26 On trouve dans l'affaire R. c. Hutter (1993), 1993 CanLII 8478 (ON CA), 86 C.C.C. (3d) 81 (C.A. Ont.), un exemple d'un cas où l'existence des renseignements n'était pas en cause, mais où on en contestait la pertinence. Le juge en chef Dubin, au nom de la cour, a conclu à la p. 89 que le ministère public était tenu de divulguer les renseignements dont il disposait concernant la mauvaise moralité de l'accusé, même si le ministère public ne pouvait utiliser cette preuve qu'en contre‑preuve:
[TRADUCTION] L'accusé pourrait raisonnablement se servir des renseignements concernant sa moralité se trouvant en la possession du ministère public pour faire valoir un moyen de défense ou pour prendre une décision susceptible d'influer sur la conduite de la défense, par exemple, la décision de produire ou de ne pas produire certains éléments de preuve.
27 Dans les affaires d'écoute électronique, la question de l'existence des tables d'écoute (à la différence de l'espèce) n'est généralement pas en litige. Par exemple, dans l'affaire Dersch, précitée, le ministère public avait fait part aux accusés de son intention de produire des éléments de preuve recueillis par écoute électronique effectuée, en vertu d'autorisations accordées conformément au Code criminel, dans le cadre d'enquêtes sur les accusations en question. Les accusés avaient demandé une ordonnance leur donnant accès au contenu des paquets scellés contenant les affidavits produits pour obtenir les autorisations dont ils prétendaient avoir besoin pour présenter une défense pleine et entière. Notre Cour, qui a rétabli l'ordonnance du juge du procès faisant droit à la demande des accusés, a souligné que ces derniers ne pouvaient avoir accès aux affidavits que s'ils établissaient les motifs de cet accès, mais qu'ils ne pouvaient faire cette preuve que si l'accès leur était accordé. Cependant l'aspect important de l'affaire Dersch, et ce en quoi elle diffère de la présente espèce, est le fait que l'existence de communications interceptées se rapportant aux accusations portées n'avait jamais été mise en doute.

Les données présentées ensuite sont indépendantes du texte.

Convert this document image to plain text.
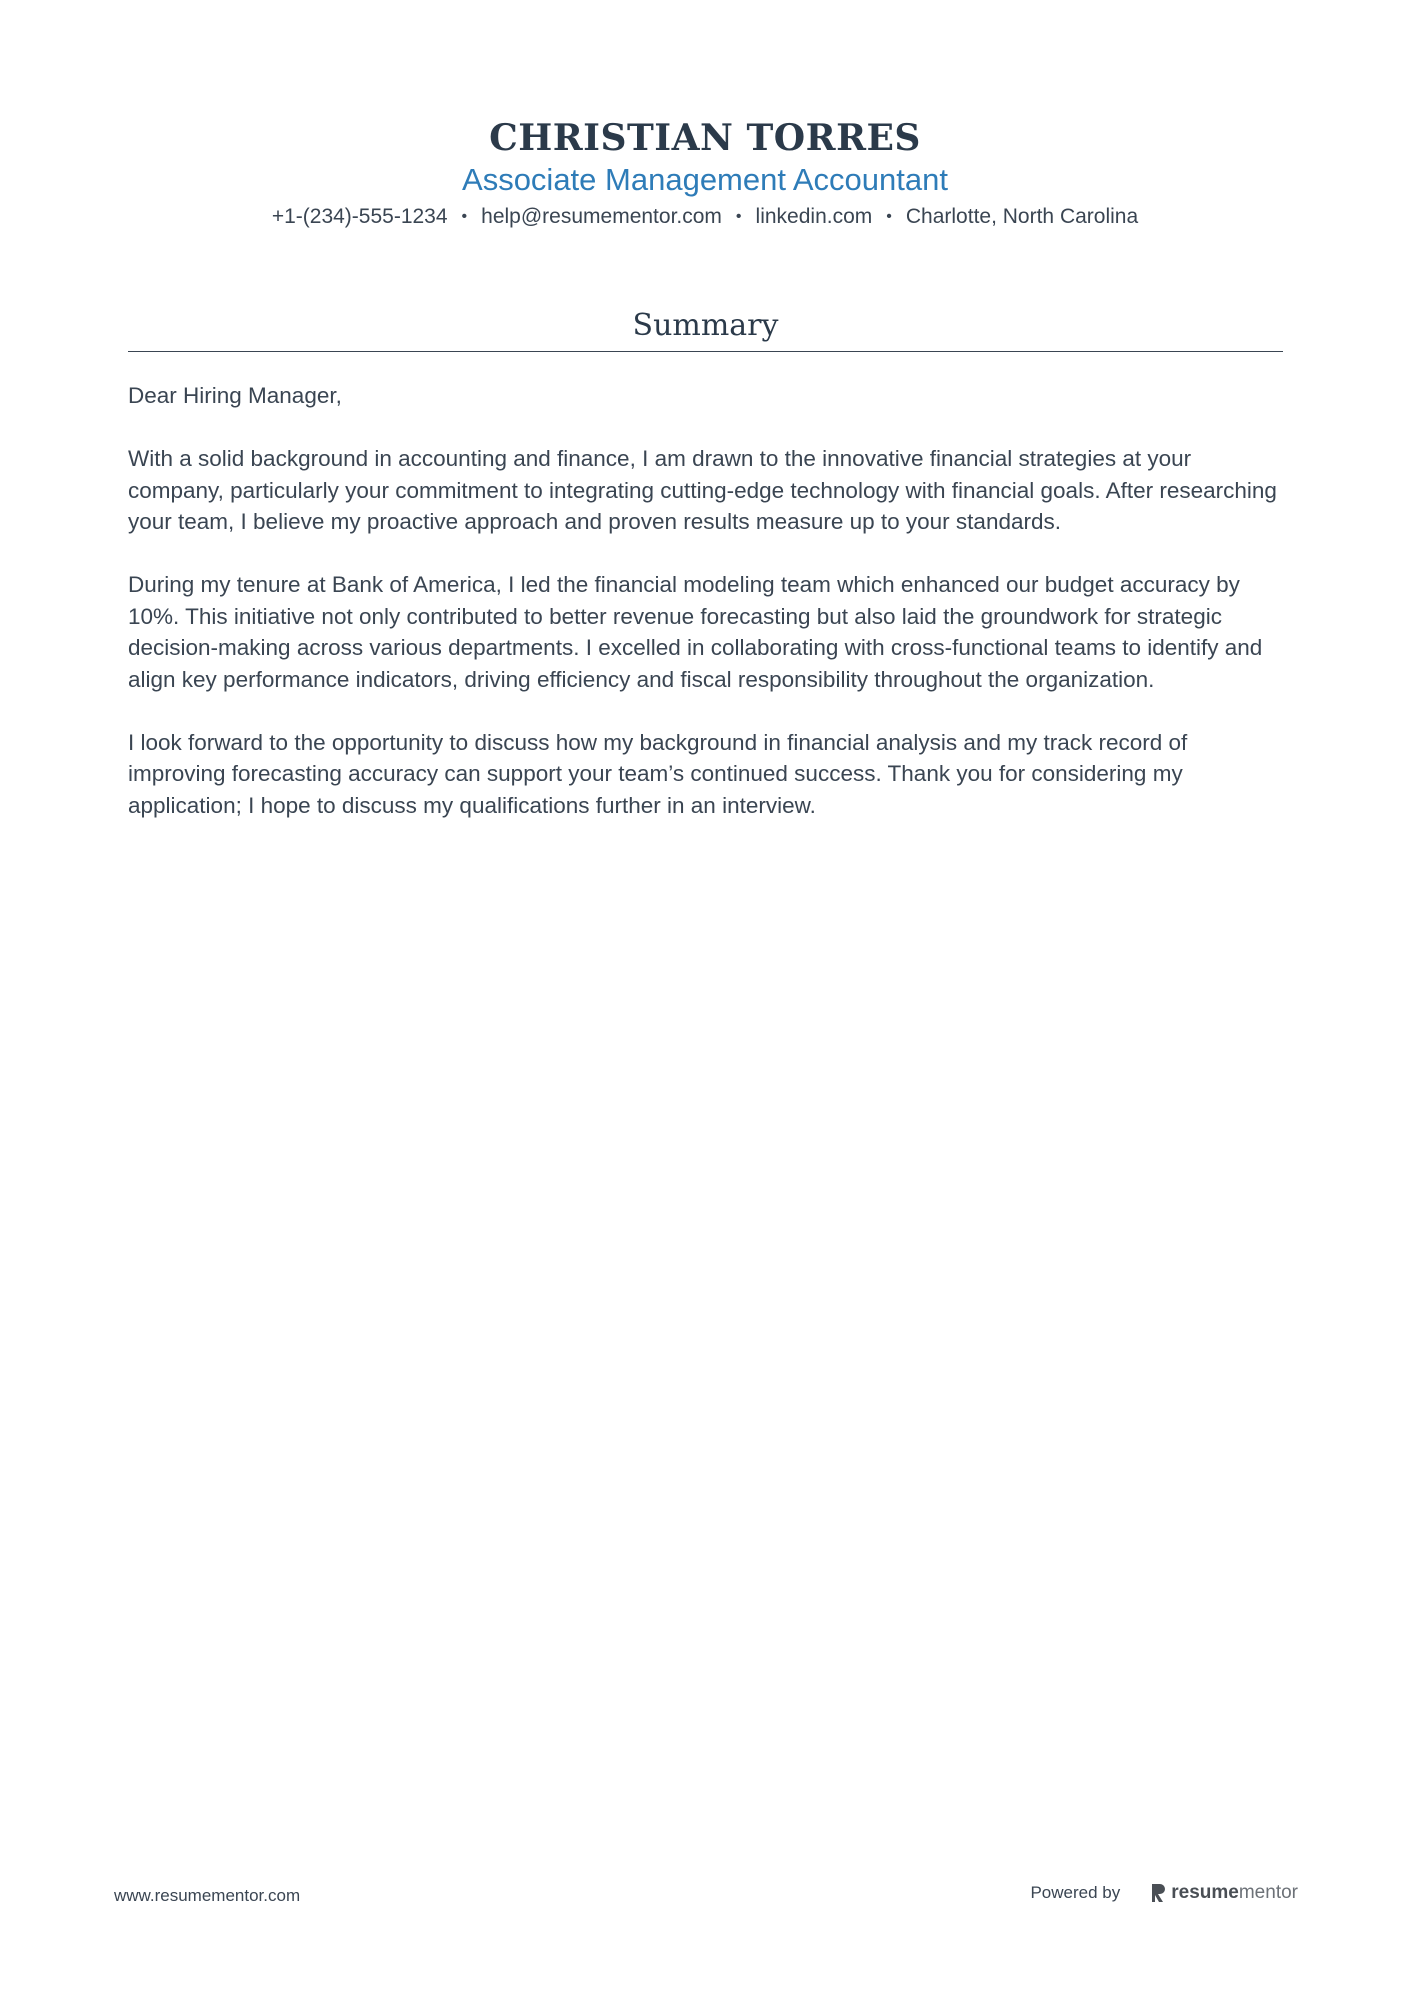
CHRISTIAN TORRES
Associate Management Accountant
+1-(234)-555-1234 • help@resumementor.com • linkedin.com • Charlotte, North Carolina
Summary

Dear Hiring Manager,

With a solid background in accounting and finance, I am drawn to the innovative financial strategies at your company, particularly your commitment to integrating cutting-edge technology with financial goals. After researching your team, I believe my proactive approach and proven results measure up to your standards.

During my tenure at Bank of America, I led the financial modeling team which enhanced our budget accuracy by 10%. This initiative not only contributed to better revenue forecasting but also laid the groundwork for strategic decision-making across various departments. I excelled in collaborating with cross-functional teams to identify and align key performance indicators, driving efficiency and fiscal responsibility throughout the organization.

I look forward to the opportunity to discuss how my background in financial analysis and my track record of improving forecasting accuracy can support your team’s continued success. Thank you for considering my application; I hope to discuss my qualifications further in an interview.

www.resumementor.com	Powered by	resume mentor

28 Un autre exemple de ce genre de cas, où l'existence des communications interceptées n'était pas en cause, est l'affaire R. c. Durette, 1994 CanLII 123 (CSC), [1994] 1 R.C.S. 469, dans laquelle les accusés, au terme d'une enquête policière de grande envergure, avaient été inculpés de complot en vue de faire le trafic de méthamphétamine. Fait important, la nature de l'enquête laissait supposer que la police avait eu recours à l'écoute électronique. La défense a donc sollicité la communication du paquet scellé contenant les affidavits déposés à l'appui de demandes d'autorisation d'écoute, affidavits dont le juge du procès avait supprimé certaines parties en fonction de propositions faites par le ministère public. Dans un arrêt portant uniquement sur la communication d'affidavits déposés à l'appui de demandes d'autorisation d'écoute électronique, les juges majoritaires de notre Cour ont conclu que la défense avait droit au contenu complet du paquet.
29 D'autres décisions, de juridictions inférieures, visaient également des situations où le fait de l'interception des communications n'était pas contesté. Par exemple, dans l'affaire R. c. Desjardins (No. 5) (1991), 1991 CanLII 7555 (NL SCTD), 88 Nfld. & P.E.I.R. 149 (C.S.T.‑N., 1re inst.), il était allégué que l'interception de communications entre avocat et client violait le droit à l'assistance d'un avocat garanti par la Charte. Il s'agissait d'allégations analogues à celles avancées par la défense en l'espèce. Il faut souligner que, dans cette affaire, aucune question ne se posait concernant l'interception de communications car l'avocat de la défense avait établi qu'un appareil d'écoute avait été trouvé (aux pp. 155 et 156).